Using the NotebookLM Model Context Protocol (MCP) server in Codex lets a coding session ask grounded questions against a NotebookLM notebook instead of relying on general model recall. That is useful when a library, internal API, or project handbook changes faster than public documentation and the session needs source-backed answers before it writes code.

Current NotebookLM MCP upstream docs describe the Codex integration as a local stdio server added with codex mcp add notebooklm -- npx -y notebooklm-mcp@latest. Current local verification shows Codex storing that server as a named MCP entry, while the server itself exposes question, notebook, library, session, and authentication tools that bridge Codex to a NotebookLM browser session.

A successful run still depends on a valid Google sign-in and a notebook that NotebookLM can access. Current Google help says shared public notebooks need Anyone with a link access and that public sharing is limited to consumer accounts, while current upstream server docs default new installs to the full tool profile unless a smaller profile such as minimal is configured for query-only use.

Steps to use the NotebookLM MCP server in Codex:

  1. Confirm that Codex can see the saved NotebookLM MCP entry before starting a chat session.
    $ codex mcp get notebooklm
    notebooklm
      enabled: true
      transport: stdio
      command: npx
      args: -y notebooklm-mcp@latest
      cwd: -
      env: -
      remove: codex mcp remove notebooklm

    If the saved server name is different, run How to list Codex MCP servers first and use the exact Name value from that output. If no entry exists yet, add it with codex mcp add notebooklm -- npx -y notebooklm-mcp@latest before continuing.

  2. Start an interactive Codex session in the project or working directory where the NotebookLM-backed answers will be used.
    $ codex

    Current upstream NotebookLM MCP quick-start guidance uses chat prompts inside an active Codex session, so interactive mode is the clearest path when follow-up questions or code changes depend on the same notebook context.

  3. Ask Codex to start NotebookLM authentication when the server has no active Google session or reports that the saved session expired.
    Log me in to NotebookLM

    Current upstream server docs say this prompt opens a Chrome window for Google sign-in from the local machine running the server. Complete the sign-in there, then return to the Codex session.

  4. Give Codex the exact notebook it should use for the current task by pasting a shared notebook link into the chat.
    Use this NotebookLM notebook for grounded answers while you work on the SDK migration:
    https://notebooklm.google.com/notebook/18aeaa72-9a60-4b49-a9c4-ebb8e4afc559

    Current upstream server docs use this direct-link pattern for ad hoc research. Current Google help says the notebook share panel should be set to Anyone with a link before another account can open a public notebook link.

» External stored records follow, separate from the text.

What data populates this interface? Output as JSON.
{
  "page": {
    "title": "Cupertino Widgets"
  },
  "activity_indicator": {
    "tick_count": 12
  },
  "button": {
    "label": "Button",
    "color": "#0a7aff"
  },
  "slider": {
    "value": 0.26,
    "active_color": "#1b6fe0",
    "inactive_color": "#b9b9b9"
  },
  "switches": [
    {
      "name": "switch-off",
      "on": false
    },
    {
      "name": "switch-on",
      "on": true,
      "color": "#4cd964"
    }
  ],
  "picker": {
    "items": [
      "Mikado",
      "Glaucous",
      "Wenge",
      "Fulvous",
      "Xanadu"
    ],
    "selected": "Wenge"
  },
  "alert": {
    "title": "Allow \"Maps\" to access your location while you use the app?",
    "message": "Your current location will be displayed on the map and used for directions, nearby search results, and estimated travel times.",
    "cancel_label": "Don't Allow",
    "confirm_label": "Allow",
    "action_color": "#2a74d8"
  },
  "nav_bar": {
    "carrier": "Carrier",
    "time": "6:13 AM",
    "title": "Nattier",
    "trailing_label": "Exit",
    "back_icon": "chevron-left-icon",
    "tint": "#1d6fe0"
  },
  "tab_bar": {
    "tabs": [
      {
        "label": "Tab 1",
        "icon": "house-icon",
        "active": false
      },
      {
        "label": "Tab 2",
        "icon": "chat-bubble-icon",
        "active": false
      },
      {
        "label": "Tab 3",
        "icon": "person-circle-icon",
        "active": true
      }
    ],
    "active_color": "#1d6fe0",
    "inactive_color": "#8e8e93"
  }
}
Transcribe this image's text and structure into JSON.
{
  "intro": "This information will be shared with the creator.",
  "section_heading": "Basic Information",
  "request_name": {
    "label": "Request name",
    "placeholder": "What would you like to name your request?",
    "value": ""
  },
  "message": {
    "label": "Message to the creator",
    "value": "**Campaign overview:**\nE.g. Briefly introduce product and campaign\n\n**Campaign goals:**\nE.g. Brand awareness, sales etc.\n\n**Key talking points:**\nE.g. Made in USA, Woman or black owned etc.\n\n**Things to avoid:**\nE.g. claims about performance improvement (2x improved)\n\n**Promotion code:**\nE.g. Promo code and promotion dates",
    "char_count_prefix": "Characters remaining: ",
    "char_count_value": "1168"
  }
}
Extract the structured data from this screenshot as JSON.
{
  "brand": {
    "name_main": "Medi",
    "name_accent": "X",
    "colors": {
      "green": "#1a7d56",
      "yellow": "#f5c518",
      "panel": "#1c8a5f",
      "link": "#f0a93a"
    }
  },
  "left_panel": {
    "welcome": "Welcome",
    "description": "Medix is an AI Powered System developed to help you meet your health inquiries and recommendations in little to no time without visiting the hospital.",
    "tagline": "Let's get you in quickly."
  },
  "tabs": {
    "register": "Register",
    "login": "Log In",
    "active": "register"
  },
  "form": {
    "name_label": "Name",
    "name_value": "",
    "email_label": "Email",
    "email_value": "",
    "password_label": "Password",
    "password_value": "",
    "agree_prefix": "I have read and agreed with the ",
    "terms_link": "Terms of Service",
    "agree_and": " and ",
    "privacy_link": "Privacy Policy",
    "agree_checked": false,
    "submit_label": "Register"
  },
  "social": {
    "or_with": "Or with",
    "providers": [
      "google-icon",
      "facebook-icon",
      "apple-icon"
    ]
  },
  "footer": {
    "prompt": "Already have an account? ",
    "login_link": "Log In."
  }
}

    Current Google help says public notebook sharing is not available for Workspace Enterprise or Education accounts. In those environments, use a notebook the authenticated Google account can open directly instead of expecting a public link to work.

  5. Ask a concrete research question that forces Codex to use the notebook instead of answering from generic memory.
    Research the rate-limit behavior in that notebook before you change the API client, then summarize the supported retry pattern and cite the relevant source passages.

    The decisive success state is a Codex reply grounded in that notebook, ideally with notebook-specific details or citations rather than a generic best-practice answer. If the server says the information is missing, switch notebooks or provide a different NotebookLM link instead of pushing Codex to guess.